While studying the effect of toxic gases, Haber concluded that prolonged exposure to the same toxins, but with a low concentration, had deadly effects.

Fritz Haber on the Western Front in WWI, instructing German soldiers on the use of chlorine gas. Archiv der Max Planck Gesselschaft, Berlin (Source: History Collection)

This equation became known as the “Haber’s rule” and resulted in the use of gas in war. After the end of the First World War, Haber continued to work secretly on the development of chemical weapons for Germany.
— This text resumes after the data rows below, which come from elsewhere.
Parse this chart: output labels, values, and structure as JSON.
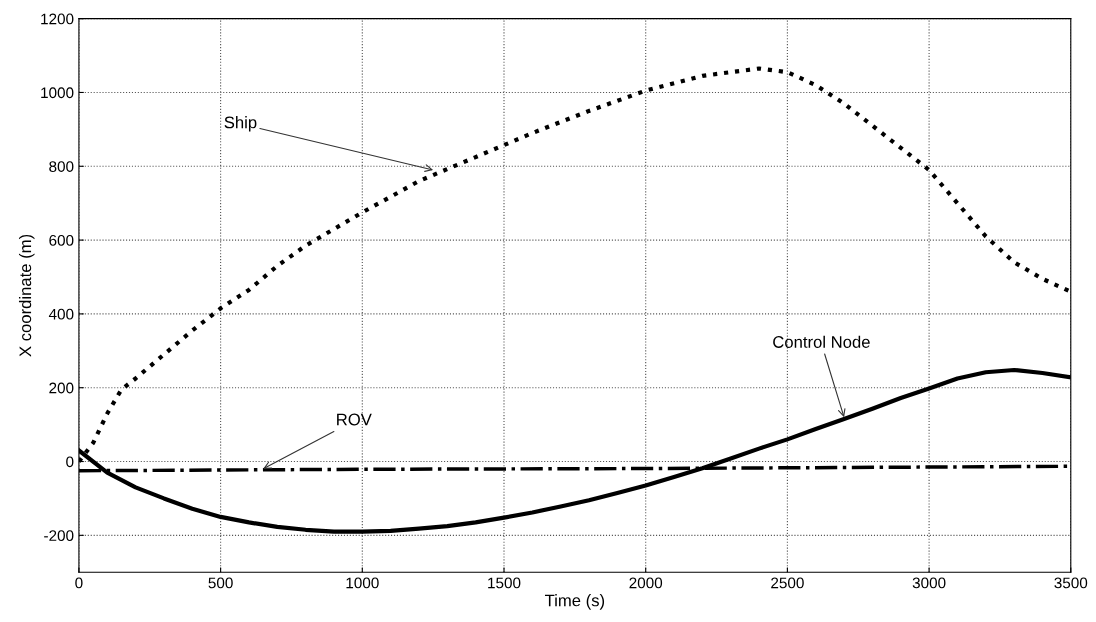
{
  "chart_data": {
    "type": "line",
    "xlabel": "Time (s)",
    "ylabel": "X coordinate (m)",
    "xlim": [
      0,
      3500
    ],
    "ylim": [
      -300,
      1200
    ],
    "xticks": [
      0,
      500,
      1000,
      1500,
      2000,
      2500,
      3000,
      3500
    ],
    "yticks": [
      -200,
      0,
      200,
      400,
      600,
      800,
      1000,
      1200
    ],
    "grid": true,
    "legend": false,
    "marker": "none",
    "series": [
      {
        "color": "#000000",
        "line_style": "dotted",
        "x": [
          0,
          50,
          100,
          150,
          200,
          300,
          400,
          500,
          600,
          700,
          800,
          900,
          1000,
          1200,
          1400,
          1600,
          1800,
          2000,
          2200,
          2400,
          2500,
          2600,
          2700,
          2800,
          2900,
          3000,
          3100,
          3200,
          3300,
          3400,
          3500
        ],
        "values": [
          0,
          50,
          130,
          195,
          225,
          290,
          355,
          415,
          465,
          530,
          585,
          630,
          675,
          760,
          825,
          890,
          950,
          1005,
          1045,
          1065,
          1055,
          1020,
          970,
          910,
          850,
          790,
          700,
          610,
          540,
          495,
          460
        ]
      },
      {
        "color": "#000000",
        "line_style": "solid",
        "x": [
          0,
          100,
          200,
          300,
          400,
          500,
          600,
          700,
          800,
          900,
          1000,
          1100,
          1200,
          1300,
          1400,
          1500,
          1600,
          1700,
          1800,
          1900,
          2000,
          2100,
          2200,
          2300,
          2400,
          2500,
          2600,
          2700,
          2800,
          2900,
          3000,
          3100,
          3200,
          3300,
          3400,
          3500
        ],
        "values": [
          30,
          -30,
          -70,
          -100,
          -128,
          -150,
          -165,
          -177,
          -185,
          -190,
          -190,
          -188,
          -182,
          -175,
          -165,
          -152,
          -138,
          -122,
          -105,
          -85,
          -65,
          -42,
          -18,
          8,
          35,
          60,
          88,
          115,
          143,
          172,
          198,
          225,
          242,
          248,
          240,
          228
        ]
      },
      {
        "color": "#000000",
        "line_style": "dashdot",
        "x": [
          0,
          500,
          1000,
          1500,
          2000,
          2500,
          3000,
          3500
        ],
        "values": [
          -25,
          -23,
          -21,
          -20,
          -19,
          -17,
          -15,
          -13
        ]
      }
    ],
    "annotations": [
      {
        "text": "Ship",
        "x": 1250,
        "y": 790
      },
      {
        "text": "ROV",
        "x": 650,
        "y": -20
      },
      {
        "text": "Control Node",
        "x": 2700,
        "y": 120
      }
    ]
  }
}
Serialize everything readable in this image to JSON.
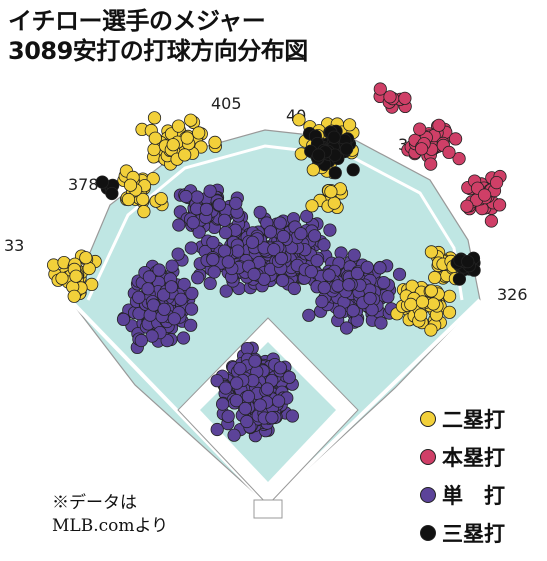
{
  "title": {
    "line1": "イチロー選手のメジャー",
    "line2": "3089安打の打球方向分布図"
  },
  "note": {
    "line1": "※データは",
    "line2": "MLB.comより"
  },
  "legend": [
    {
      "label": "二塁打",
      "color": "#f2d03a"
    },
    {
      "label": "本塁打",
      "color": "#cf3f67"
    },
    {
      "label": "単　打",
      "color": "#5c4399"
    },
    {
      "label": "三塁打",
      "color": "#111111"
    }
  ],
  "distances": [
    "405",
    "40",
    "38",
    "378",
    "33",
    "326"
  ],
  "colors": {
    "field": "#bfe6e3",
    "dirt": "#ffffff",
    "outline": "#999999"
  },
  "chart_data": {
    "type": "scatter",
    "title": "イチロー選手のメジャー 3089安打の打球方向分布図",
    "series": [
      {
        "name": "二塁打",
        "color": "#f2d03a"
      },
      {
        "name": "本塁打",
        "color": "#cf3f67"
      },
      {
        "name": "単　打",
        "color": "#5c4399"
      },
      {
        "name": "三塁打",
        "color": "#111111"
      }
    ],
    "total_hits": 3089,
    "fence_distances": [
      "405",
      "40",
      "38",
      "378",
      "33",
      "326"
    ]
  }
}
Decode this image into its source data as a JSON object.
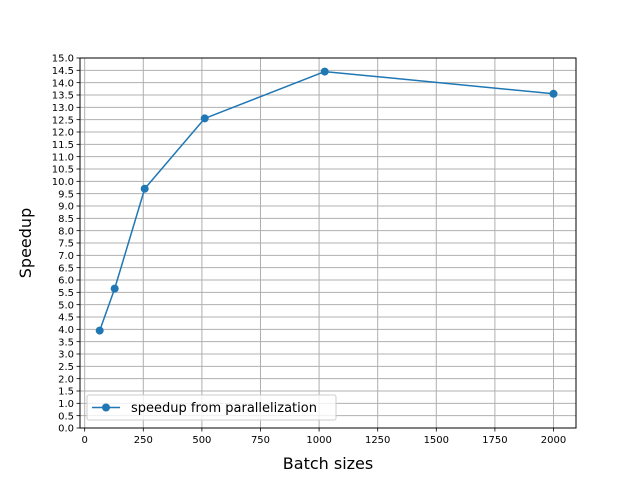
{
  "chart_data": {
    "type": "line",
    "xlabel": "Batch sizes",
    "ylabel": "Speedup",
    "xlim": [
      -20,
      2096
    ],
    "ylim": [
      0,
      15
    ],
    "x_ticks": [
      0,
      250,
      500,
      750,
      1000,
      1250,
      1500,
      1750,
      2000
    ],
    "y_ticks": [
      0.0,
      0.5,
      1.0,
      1.5,
      2.0,
      2.5,
      3.0,
      3.5,
      4.0,
      4.5,
      5.0,
      5.5,
      6.0,
      6.5,
      7.0,
      7.5,
      8.0,
      8.5,
      9.0,
      9.5,
      10.0,
      10.5,
      11.0,
      11.5,
      12.0,
      12.5,
      13.0,
      13.5,
      14.0,
      14.5,
      15.0
    ],
    "grid": true,
    "legend_position": "lower-left",
    "series": [
      {
        "name": "speedup from parallelization",
        "color": "#1f77b4",
        "marker": "circle",
        "x": [
          64,
          128,
          256,
          512,
          1024,
          2000
        ],
        "y": [
          3.95,
          5.65,
          9.7,
          12.55,
          14.45,
          13.55
        ]
      }
    ]
  }
}
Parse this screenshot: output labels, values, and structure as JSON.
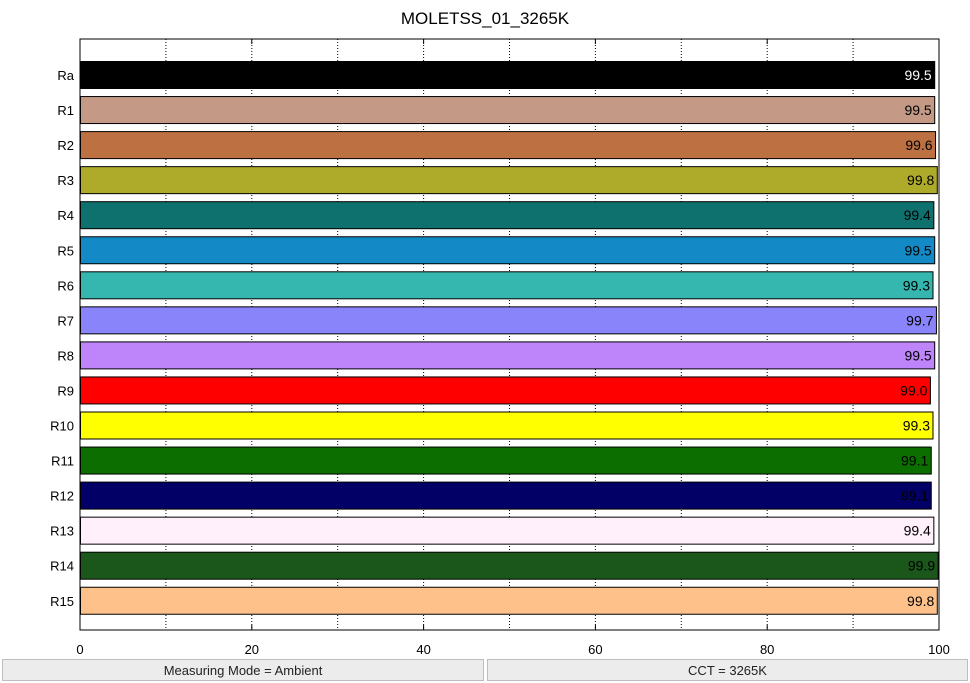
{
  "chart_data": {
    "type": "bar",
    "orientation": "horizontal",
    "title": "MOLETSS_01_3265K",
    "xlabel": "",
    "ylabel": "",
    "xlim": [
      0,
      100
    ],
    "xticks": [
      0,
      20,
      40,
      60,
      80,
      100
    ],
    "grid": "vertical dotted",
    "categories": [
      "Ra",
      "R1",
      "R2",
      "R3",
      "R4",
      "R5",
      "R6",
      "R7",
      "R8",
      "R9",
      "R10",
      "R11",
      "R12",
      "R13",
      "R14",
      "R15"
    ],
    "values": [
      99.5,
      99.5,
      99.6,
      99.8,
      99.4,
      99.5,
      99.3,
      99.7,
      99.5,
      99.0,
      99.3,
      99.1,
      99.1,
      99.4,
      99.9,
      99.8
    ],
    "value_labels": [
      "99.5",
      "99.5",
      "99.6",
      "99.8",
      "99.4",
      "99.5",
      "99.3",
      "99.7",
      "99.5",
      "99.0",
      "99.3",
      "99.1",
      "99.1",
      "99.4",
      "99.9",
      "99.8"
    ],
    "colors": [
      "#000000",
      "#c49a86",
      "#bd7042",
      "#afab2a",
      "#0f716e",
      "#138ac6",
      "#35b7b0",
      "#8a84fb",
      "#be85fb",
      "#ff0000",
      "#ffff00",
      "#0d6e00",
      "#020066",
      "#fff0fb",
      "#1b561b",
      "#ffc18a"
    ],
    "label_colors": [
      "#ffffff",
      "#000000",
      "#000000",
      "#000000",
      "#000000",
      "#000000",
      "#000000",
      "#000000",
      "#000000",
      "#000000",
      "#000000",
      "#000000",
      "#000000",
      "#000000",
      "#000000",
      "#000000"
    ]
  },
  "status": {
    "measuring_mode": "Measuring Mode = Ambient",
    "cct": "CCT = 3265K"
  }
}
He also took over the leadership of the Kaiser Wilhelm Institute. By 1931, German nationalism had grown. Jewish scholars had fallen into disfavor, and the Kaiser Wilhelm Institute was ordered to fire all Jews. Haber was outraged. He tried to delay the departure of his Jewish colleagues until they found another job.

Haber’s legacy

On April 30, 1933, Fritz Haber resigned as director of the Institute. He left Berlin the same year, with the help of British chemists, who had been in the opposite camp during World War I.

Haber was already in poor health and died in 1934, at the age of sixty-five, of heart failure. After the death of Fritz Haber, through a horrible irony, his work on chemical gases was used by the Nazi regime. His research was used to develop Zyklon B, the gas used in concentration camps to kill millions of Jews, including Haber’s friends and acquaintances.